Running a Local Docker Registry with PowerShell

Running a Local Docker Registry with PowerShell

Setting up a local Docker registry is a great way to manage and share container images in your development environment without relying on external services like Docker Hub. This guide walks you through setting up a private Docker registry on your machine using PowerShell on Windows.


Prerequisites

  • Docker Desktop installed
  • Windows PowerShell
  • Optional: curl or Invoke-RestMethod for testing

Step 1: Start the Docker Registry Container

Docker provides an official image for the registry.

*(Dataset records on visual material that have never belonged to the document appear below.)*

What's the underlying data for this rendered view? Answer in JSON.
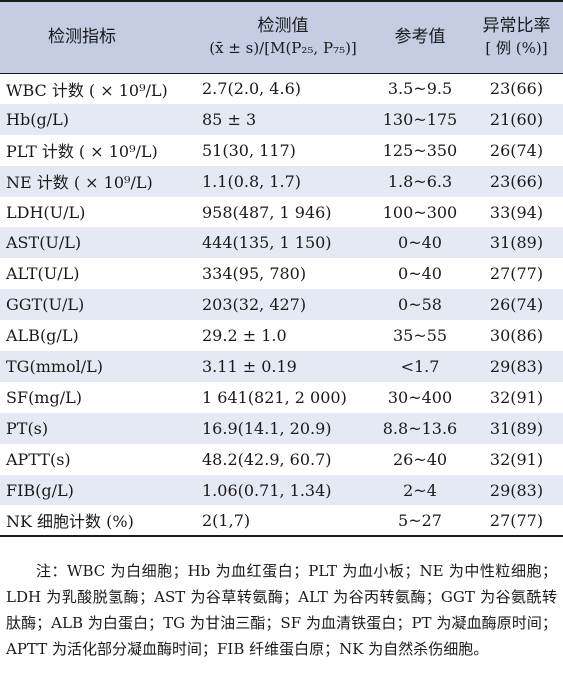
{
  "header": {
    "metric": "检测指标",
    "value_title": "检测值",
    "value_sub": "(x̄ ± s)/[M(P₂₅, P₇₅)]",
    "reference": "参考值",
    "rate_title": "异常比率",
    "rate_sub": "[ 例 (%)]"
  },
  "rows": [
    {
      "metric": "WBC 计数 ( × 10⁹/L)",
      "value": "2.7(2.0, 4.6)",
      "reference": "3.5~9.5",
      "rate": "23(66)"
    },
    {
      "metric": "Hb(g/L)",
      "value": "85 ± 3",
      "reference": "130~175",
      "rate": "21(60)"
    },
    {
      "metric": "PLT 计数 ( × 10⁹/L)",
      "value": "51(30, 117)",
      "reference": "125~350",
      "rate": "26(74)"
    },
    {
      "metric": "NE 计数 ( × 10⁹/L)",
      "value": "1.1(0.8, 1.7)",
      "reference": "1.8~6.3",
      "rate": "23(66)"
    },
    {
      "metric": "LDH(U/L)",
      "value": "958(487, 1 946)",
      "reference": "100~300",
      "rate": "33(94)"
    },
    {
      "metric": "AST(U/L)",
      "value": "444(135, 1 150)",
      "reference": "0~40",
      "rate": "31(89)"
    },
    {
      "metric": "ALT(U/L)",
      "value": "334(95, 780)",
      "reference": "0~40",
      "rate": "27(77)"
    },
    {
      "metric": "GGT(U/L)",
      "value": "203(32, 427)",
      "reference": "0~58",
      "rate": "26(74)"
    },
    {
      "metric": "ALB(g/L)",
      "value": "29.2 ± 1.0",
      "reference": "35~55",
      "rate": "30(86)"
    },
    {
      "metric": "TG(mmol/L)",
      "value": "3.11 ± 0.19",
      "reference": "<1.7",
      "rate": "29(83)"
    },
    {
      "metric": "SF(mg/L)",
      "value": "1 641(821, 2 000)",
      "reference": "30~400",
      "rate": "32(91)"
    },
    {
      "metric": "PT(s)",
      "value": "16.9(14.1, 20.9)",
      "reference": "8.8~13.6",
      "rate": "31(89)"
    },
    {
      "metric": "APTT(s)",
      "value": "48.2(42.9, 60.7)",
      "reference": "26~40",
      "rate": "32(91)"
    },
    {
      "metric": "FIB(g/L)",
      "value": "1.06(0.71, 1.34)",
      "reference": "2~4",
      "rate": "29(83)"
    },
    {
      "metric": "NK 细胞计数 (%)",
      "value": "2(1,7)",
      "reference": "5~27",
      "rate": "27(77)"
    }
  ],
  "note": "注：WBC 为白细胞；Hb 为血红蛋白；PLT 为血小板；NE 为中性粒细胞；LDH 为乳酸脱氢酶；AST 为谷草转氨酶；ALT 为谷丙转氨酶；GGT 为谷氨酰转肽酶；ALB 为白蛋白；TG 为甘油三酯；SF 为血清铁蛋白；PT 为凝血酶原时间；APTT 为活化部分凝血酶时间；FIB 纤维蛋白原；NK 为自然杀伤细胞。",
  "colors": {
    "header_bg": "#c4cde4",
    "stripe_bg": "#e5e9f3",
    "text": "#1a1a1a"
  }
}
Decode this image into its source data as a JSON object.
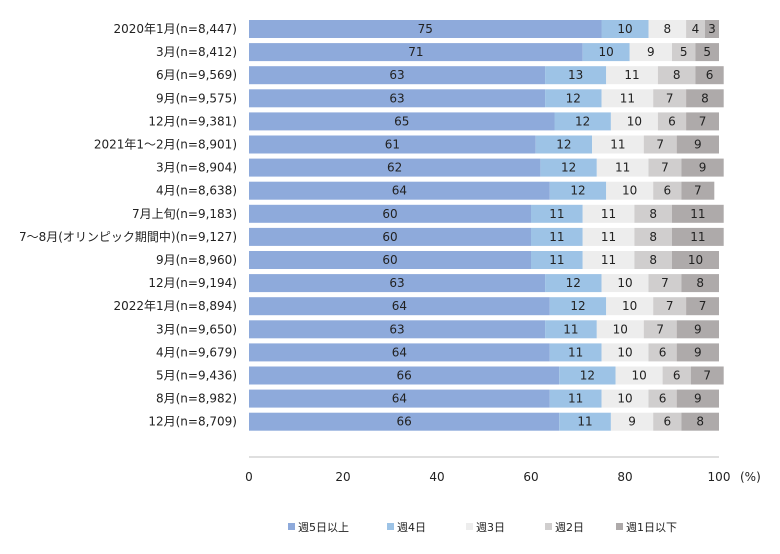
{
  "chart_data": {
    "type": "bar",
    "orientation": "horizontal",
    "stacked": true,
    "unit_label": "(%)",
    "xlim": [
      0,
      100
    ],
    "x_ticks": [
      "0",
      "20",
      "40",
      "60",
      "80",
      "100"
    ],
    "categories": [
      "2020年1月(n=8,447)",
      "3月(n=8,412)",
      "6月(n=9,569)",
      "9月(n=9,575)",
      "12月(n=9,381)",
      "2021年1～2月(n=8,901)",
      "3月(n=8,904)",
      "4月(n=8,638)",
      "7月上旬(n=9,183)",
      "7～8月(オリンピック期間中)(n=9,127)",
      "9月(n=8,960)",
      "12月(n=9,194)",
      "2022年1月(n=8,894)",
      "3月(n=9,650)",
      "4月(n=9,679)",
      "5月(n=9,436)",
      "8月(n=8,982)",
      "12月(n=8,709)"
    ],
    "series": [
      {
        "name": "週5日以上",
        "color": "#8eaadb",
        "values": [
          75,
          71,
          63,
          63,
          65,
          61,
          62,
          64,
          60,
          60,
          60,
          63,
          64,
          63,
          64,
          66,
          64,
          66
        ]
      },
      {
        "name": "週4日",
        "color": "#9dc3e6",
        "values": [
          10,
          10,
          13,
          12,
          12,
          12,
          12,
          12,
          11,
          11,
          11,
          12,
          12,
          11,
          11,
          12,
          11,
          11
        ]
      },
      {
        "name": "週3日",
        "color": "#ededed",
        "values": [
          8,
          9,
          11,
          11,
          10,
          11,
          11,
          10,
          11,
          11,
          11,
          10,
          10,
          10,
          10,
          10,
          10,
          9
        ]
      },
      {
        "name": "週2日",
        "color": "#d0cece",
        "values": [
          4,
          5,
          8,
          7,
          6,
          7,
          7,
          6,
          8,
          8,
          8,
          7,
          7,
          7,
          6,
          6,
          6,
          6
        ]
      },
      {
        "name": "週1日以下",
        "color": "#aeaaaa",
        "values": [
          3,
          5,
          6,
          8,
          7,
          9,
          9,
          7,
          11,
          11,
          10,
          8,
          7,
          9,
          9,
          7,
          9,
          8
        ]
      }
    ],
    "grid": false,
    "legend_position": "bottom"
  }
}
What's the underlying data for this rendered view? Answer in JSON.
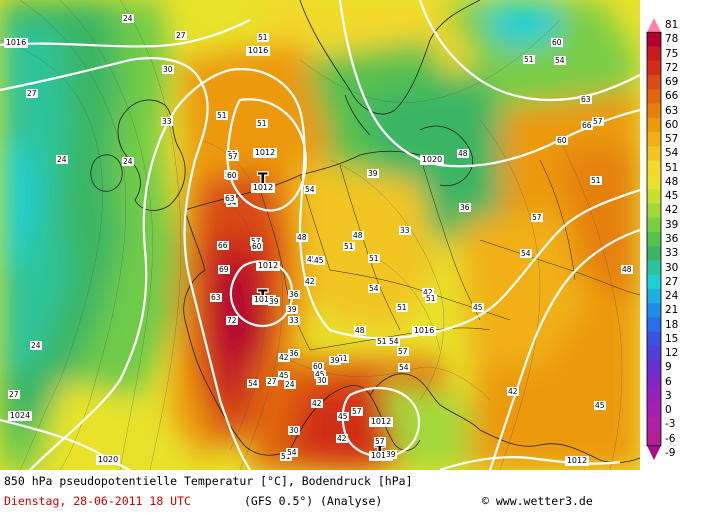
{
  "caption": {
    "title": "850 hPa pseudopotentielle Temperatur [°C], Bodendruck [hPa]",
    "date": "Dienstag, 28-06-2011  18 UTC",
    "model": "(GFS 0.5°)",
    "kind": "(Analyse)",
    "copyright": "© www.wetter3.de"
  },
  "colorbar": {
    "ticks": [
      "81",
      "78",
      "75",
      "72",
      "69",
      "66",
      "63",
      "60",
      "57",
      "54",
      "51",
      "48",
      "45",
      "42",
      "39",
      "36",
      "33",
      "30",
      "27",
      "24",
      "21",
      "18",
      "15",
      "12",
      "9",
      "6",
      "3",
      "0",
      "-3",
      "-6",
      "-9"
    ],
    "colors": [
      "#ff7fb0",
      "#b30032",
      "#c41e1e",
      "#d12d19",
      "#d94a14",
      "#e0650f",
      "#e6800c",
      "#ec990c",
      "#f0b015",
      "#f2c520",
      "#f4d82c",
      "#e8e22c",
      "#c8e030",
      "#a4d83a",
      "#7ccd46",
      "#56c14f",
      "#3ab564",
      "#2dc39a",
      "#1fcfd2",
      "#1faee0",
      "#1f8ee8",
      "#2a6de8",
      "#3a52e0",
      "#5040d8",
      "#6a2fd0",
      "#8226c6",
      "#9622bc",
      "#a620b0",
      "#b220a4",
      "#b41e98",
      "#a8108a"
    ]
  },
  "map": {
    "pressure_labels": [
      "1016",
      "1016",
      "1020",
      "1012",
      "1012",
      "1012",
      "1012",
      "1016",
      "1012",
      "1012",
      "1024",
      "1020",
      "1012"
    ],
    "low_symbol": "T",
    "theta_labels": [
      "24",
      "27",
      "30",
      "33",
      "27",
      "24",
      "24",
      "24",
      "27",
      "51",
      "51",
      "51",
      "51",
      "54",
      "57",
      "57",
      "60",
      "63",
      "66",
      "69",
      "72",
      "63",
      "57",
      "60",
      "45",
      "48",
      "51",
      "54",
      "45",
      "48",
      "51",
      "54",
      "42",
      "39",
      "36",
      "33",
      "36",
      "39",
      "42",
      "45",
      "48",
      "51",
      "51",
      "54",
      "57",
      "54",
      "51",
      "45",
      "42",
      "45",
      "48",
      "51",
      "54",
      "57",
      "60",
      "63",
      "66",
      "57",
      "60",
      "54",
      "51",
      "48",
      "39",
      "36",
      "33",
      "42",
      "51",
      "54",
      "57",
      "60",
      "45",
      "42",
      "39",
      "30",
      "24",
      "27",
      "30",
      "39",
      "42",
      "45",
      "51",
      "54",
      "57"
    ]
  }
}
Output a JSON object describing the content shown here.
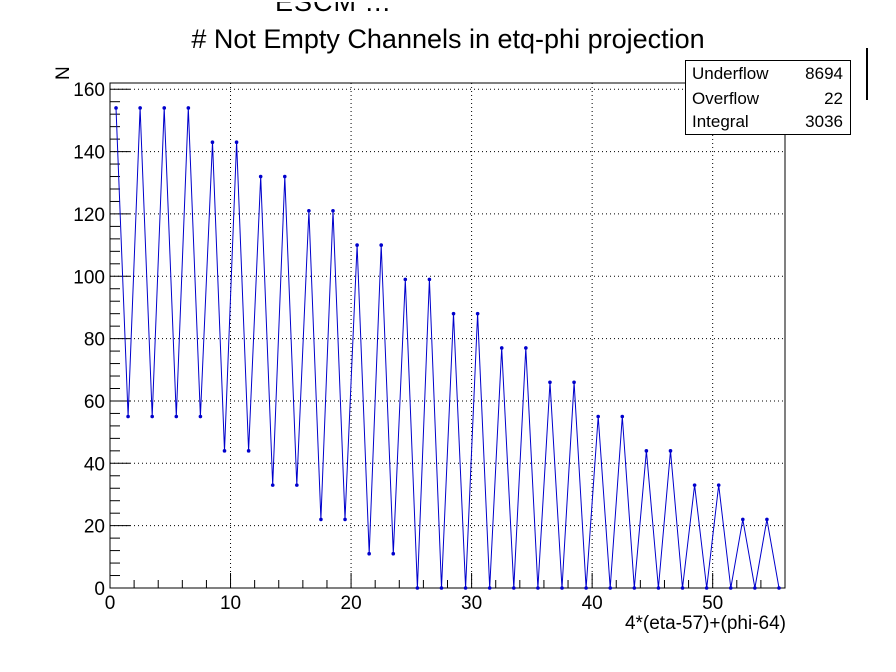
{
  "title_overlap_text": "ESCM ... ",
  "stats": {
    "underflow_label": "Underflow",
    "underflow_value": "8694",
    "overflow_label": "Overflow",
    "overflow_value": "22",
    "integral_label": "Integral",
    "integral_value": "3036"
  },
  "colors": {
    "line": "#0000cc",
    "marker": "#0000cc",
    "grid": "#000000"
  },
  "chart_data": {
    "type": "line",
    "title": "# Not Empty Channels in etq-phi projection",
    "xlabel": "4*(eta-57)+(phi-64)",
    "ylabel": "N",
    "xlim": [
      0,
      56
    ],
    "ylim": [
      0,
      162
    ],
    "xticks": [
      0,
      10,
      20,
      30,
      40,
      50
    ],
    "yticks": [
      0,
      20,
      40,
      60,
      80,
      100,
      120,
      140,
      160
    ],
    "grid": true,
    "series": [
      {
        "x": [
          0.5,
          1.5,
          2.5,
          3.5,
          4.5,
          5.5,
          6.5,
          7.5,
          8.5,
          9.5,
          10.5,
          11.5,
          12.5,
          13.5,
          14.5,
          15.5,
          16.5,
          17.5,
          18.5,
          19.5,
          20.5,
          21.5,
          22.5,
          23.5,
          24.5,
          25.5,
          26.5,
          27.5,
          28.5,
          29.5,
          30.5,
          31.5,
          32.5,
          33.5,
          34.5,
          35.5,
          36.5,
          37.5,
          38.5,
          39.5,
          40.5,
          41.5,
          42.5,
          43.5,
          44.5,
          45.5,
          46.5,
          47.5,
          48.5,
          49.5,
          50.5,
          51.5,
          52.5,
          53.5,
          54.5,
          55.5
        ],
        "values": [
          154,
          55,
          154,
          55,
          154,
          55,
          154,
          55,
          143,
          44,
          143,
          44,
          132,
          33,
          132,
          33,
          121,
          22,
          121,
          22,
          110,
          11,
          110,
          11,
          99,
          0,
          99,
          0,
          88,
          0,
          88,
          0,
          77,
          0,
          77,
          0,
          66,
          0,
          66,
          0,
          55,
          0,
          55,
          0,
          44,
          0,
          44,
          0,
          33,
          0,
          33,
          0,
          22,
          0,
          22,
          0
        ]
      }
    ]
  }
}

You can launch it using PowerShell:

1docker run -d `
2  -p 5000:5000 `
3  --restart=always `
4  --name registry `
5  registry:2

This will expose your registry at http://localhost:5000.

Step 2: Test the Registry

Let’s push a simple image to the local registry:

1# Pull an example image
2docker pull hello-world
3
4# Tag it for the local registry
5docker tag hello-world localhost:5000/hello-world
6
7# Push it to the local registry
8docker push localhost:5000/hello-world

Step 3: Check Available Images

To verify that the image was stored, run:

1Invoke-RestMethod -Uri http://localhost:5000/v2/_catalog
1{
2  "repositories": [
3    "hello-world"
4  ]
5}

Conclusion

With just a few commands, you can spin up your own private Docker registry for local development. It’s a great tool for testing, internal CI/CD workflows, or teams working in isolated environments.